Caramuru: ”Governos e empresas, mesmo que sejam transparentes, precisam guardar segredos”
Há quase um ano, a Trip publicou uma bela entrevista com Julian “WikiLeaks” Assange, feita pelo redator-chefe Lino Bocchini. Quando soube do tema da presente edição, imediatamente me lembrei de uma frase dita por Assange na ocasião: “Transparência é para os governos e as grandes corporações, privacidade é para os indivíduos”. Uma bela frase, forte e de impacto, mas que já na época me incomodou. É por isso que, com o tema do anonimato sobre a mesa, resolvi voltar a ela. Como toda frase de impacto, a de Assange condensa muita coisa, mas, ao fazê-lo, acaba por sofismar um debate complexo que está hoje, como há um ano, na ordem do dia.

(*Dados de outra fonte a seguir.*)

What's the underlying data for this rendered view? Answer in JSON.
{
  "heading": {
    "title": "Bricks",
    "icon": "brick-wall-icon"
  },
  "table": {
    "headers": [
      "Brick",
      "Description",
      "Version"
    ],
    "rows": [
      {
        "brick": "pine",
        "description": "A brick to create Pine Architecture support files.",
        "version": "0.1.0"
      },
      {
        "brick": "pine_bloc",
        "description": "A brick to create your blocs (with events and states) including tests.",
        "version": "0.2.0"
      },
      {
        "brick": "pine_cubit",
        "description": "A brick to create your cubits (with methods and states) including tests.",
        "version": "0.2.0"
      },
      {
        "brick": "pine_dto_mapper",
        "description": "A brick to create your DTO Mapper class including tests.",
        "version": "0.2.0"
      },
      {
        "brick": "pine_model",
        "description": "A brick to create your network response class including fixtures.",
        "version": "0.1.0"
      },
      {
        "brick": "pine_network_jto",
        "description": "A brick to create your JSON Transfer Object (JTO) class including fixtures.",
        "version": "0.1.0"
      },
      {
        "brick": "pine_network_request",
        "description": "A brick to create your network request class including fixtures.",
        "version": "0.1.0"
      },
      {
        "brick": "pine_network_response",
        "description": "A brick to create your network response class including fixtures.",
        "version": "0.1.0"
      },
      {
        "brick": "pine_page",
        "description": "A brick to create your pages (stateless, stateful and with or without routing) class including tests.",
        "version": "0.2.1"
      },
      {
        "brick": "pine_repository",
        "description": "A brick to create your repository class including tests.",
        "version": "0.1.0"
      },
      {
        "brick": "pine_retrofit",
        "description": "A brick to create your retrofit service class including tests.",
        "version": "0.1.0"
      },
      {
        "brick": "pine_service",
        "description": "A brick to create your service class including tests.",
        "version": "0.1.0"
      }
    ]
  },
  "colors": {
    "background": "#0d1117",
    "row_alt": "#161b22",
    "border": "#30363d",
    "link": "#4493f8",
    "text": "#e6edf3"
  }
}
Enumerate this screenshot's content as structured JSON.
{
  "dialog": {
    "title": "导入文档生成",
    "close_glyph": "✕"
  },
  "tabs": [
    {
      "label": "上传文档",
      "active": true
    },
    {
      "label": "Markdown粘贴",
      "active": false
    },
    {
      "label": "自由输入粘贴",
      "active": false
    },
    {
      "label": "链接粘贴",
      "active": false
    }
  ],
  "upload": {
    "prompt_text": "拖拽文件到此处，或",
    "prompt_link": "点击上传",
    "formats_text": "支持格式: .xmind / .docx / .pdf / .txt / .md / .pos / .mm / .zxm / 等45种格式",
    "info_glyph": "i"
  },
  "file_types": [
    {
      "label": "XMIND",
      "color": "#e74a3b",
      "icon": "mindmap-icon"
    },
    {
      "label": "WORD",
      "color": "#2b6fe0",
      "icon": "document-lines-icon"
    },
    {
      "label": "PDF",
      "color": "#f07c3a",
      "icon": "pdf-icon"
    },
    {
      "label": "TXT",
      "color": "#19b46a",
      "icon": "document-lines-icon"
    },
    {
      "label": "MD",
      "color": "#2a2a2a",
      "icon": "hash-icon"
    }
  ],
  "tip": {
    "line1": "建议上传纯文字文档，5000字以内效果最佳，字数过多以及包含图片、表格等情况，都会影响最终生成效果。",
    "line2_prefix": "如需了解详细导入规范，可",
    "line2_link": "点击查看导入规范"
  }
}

Você pode lamentar que existam governos; pode exigir que sejam transparentes; mas, se eles existem, mesmo transparentes, precisarão guardar alguns segredos. Isso está na lógica da existência do Estado, e não existe nem nunca existiu nenhum país, no mundo, por mais democrático, que possa ter aberto mão disso. Por quê? Lord Palmerston, que foi primeiro-ministro britânico na época da rainha Vitória, no apogeu do império, também disse uma bela frase: “Países não têm amigos permanentes, têm apenas interesses permanentes”. Ao proteger certos segredos, os governos muitas vezes estão menos preocupados em esconder coisas de seus cidadãos do que em ocultá-las de seus inimigos ou mesmo aliados. Isso faz parte do jogo, goste-se ou não, e não foram Bush II ou Obama que inventaram. O que uma democracia deve fazer é fixar um prazo para que qualquer segredo seja tornado público. Não confundir com nosso direito de checar as contas públicas e saber como está sendo gasto o dinheiro dos nossos impostos. Isso é transparência. Mas abrir os e-mails que o governo troca com as embaixadas é outra coisa, é espionagem, que pode até mesmo, no limite, levar a uma guerra.
Espionagem e sabotagem
Você pode lamentar que existam empresas, pode exigir que sejam transparentes, mas, se elas existem, e mesmo transparentes, precisarão guardar alguns segredos. Você tem o direito de saber se uma empresa cumpre suas obrigações; se ela produz de modo sustentável; se é boa empregadora, como recicla seus descartes etc. Mas, se você invadir e divulgar arquivos com dados financeiros, de vendas, pesquisa e desenvolvimento de novos produtos, você estará roubando informações estratégicas que, mais que aos cidadãos, interessam aos concorrentes, muitas vezes estrangeiros. Tal ato, de novo, não será transparência, mas espionagem e sabotagem, e pode até mesmo levar aquela empresa à falência.
Você pode lamentar que sua privacidade não seja completa; deve até lutar para defendê-la com unhas e dentes, o máximo que puder. Mas, na vida em sociedade, não existe a possibilidade de uma pessoa não ter limites em sua privacidade, pelo simples motivo de que parte do que você faz interferirá na vida de outros. Ou seja, você jamais poderá guardar todos os seus segredos. Isso vale até para um namoro ou casamento, mas o que pega mesmo é que boa parte das atividades criminosas, ao vivo ou pela internet, estaria protegida do alcance da lei se não houvesse limites para a privacidade (e o anonimato) dos indivíduos.
É óbvio que deve haver transparência e controles para as práticas dos governos e das empresas. É óbvio, também, que nossa privacidade enquanto cidadãos precisa ser protegida, especialmente contra governos e empresas excessivamente xeretas e bisbilhoteiros. Mas não dá pra liberar geral as informações dos governos e das empresas nem para garantir sob qualquer condição a privacidade das pessoas. Encontrar o equilíbrio certo entre divulgação e segredo é um dos eternos desafios das democracias, que ficou ainda mais relevante (e complicado) nos atuais dias digitais. O resto, o Assange que me desculpe, é frase de efeito.